Rush gave a stunning, clownish, scenery chewing performance, one full of bluster and pathos. His King clung to life with every ounce of his rapidly diminishing strength. The world is literally dying along with this solipcistic king -- the kingdom itself torn apart by volcanoes and earthquakes, the population rendered helpless and infertile as he dies.This is one man who refuses to go gently into that good night. The king is the walking embodiment of the id. The world and everyone in it exists for his pleasure. When he ceases to exist, the world will, too.
And isn't this, really, what all of us believe in our heart of hearts, in the secret hidey holes of our souls? I am the center of the universe. I cannot imagine a world without me. Death is the great void. The death of everything. I fear it. This incredible performance gave me the chance to recognize and give voice to those feelings. Actually, it rather insisted upon it.
The script and the play's direction forced us to recognize ourselves in the King, constantly breaking the 4th wall by making direct references to how many minutes his life (and the play) had left, placing the palace's Doritos-munching trumpeter in a balcony box, even sending Rush at one point up and down the aisles of the theater, where he stood right next to us, looking us in the eye as he railed against his inevitable end. (Incidentally, Rush is one skinny dude.)
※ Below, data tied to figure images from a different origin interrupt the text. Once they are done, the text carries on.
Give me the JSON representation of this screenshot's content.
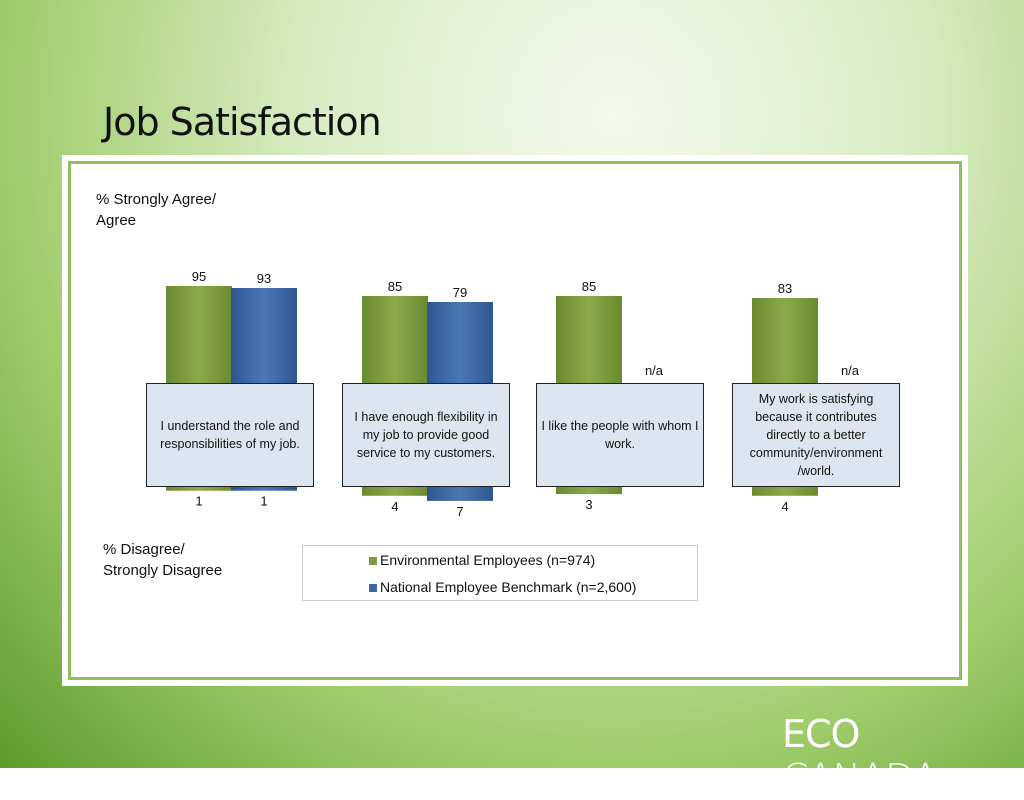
{
  "chart_data": {
    "type": "bar",
    "title": "Job Satisfaction",
    "agree_label": "% Strongly Agree/ Agree",
    "disagree_label": "% Disagree/ Strongly Disagree",
    "categories": [
      "I understand the role and responsibilities of my job.",
      "I have enough flexibility in my job to provide good service to my customers.",
      "I like the people with whom I work.",
      "My work is satisfying because it contributes directly to a better community/environment /world."
    ],
    "series": [
      {
        "name": "Environmental Employees (n=974)",
        "color": "#7c9b3e",
        "values": [
          95,
          85,
          85,
          83
        ],
        "disagree_values": [
          1,
          4,
          3,
          4
        ]
      },
      {
        "name": "National Employee Benchmark (n=2,600)",
        "color": "#3c68a3",
        "values": [
          93,
          79,
          null,
          null
        ],
        "value_labels": [
          "93",
          "79",
          "n/a",
          "n/a"
        ],
        "disagree_values": [
          1,
          7,
          null,
          null
        ]
      }
    ],
    "logo": {
      "eco": "ECO",
      "canada": "CANADA"
    }
  }
}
Sarandon was good as the put-upon first wife, whose eye-rolling, cynical exterior masks a gentle side. In a long soliloquy at the end of the play, her almost maternal love shines as she tries to persuade the king to loosen his clenched fist and let go. Lauren Ambrose could have devolved into caricature as the king's beautiful second wife, Queen Marie. Like Rush, she's over-the-top in her arm-flinging, mascara-running distress. But her palpable love for the king and her blissfully youthful naivitee are compelling and real.
All-in-all, a memorable play and a great weekend on Broadway.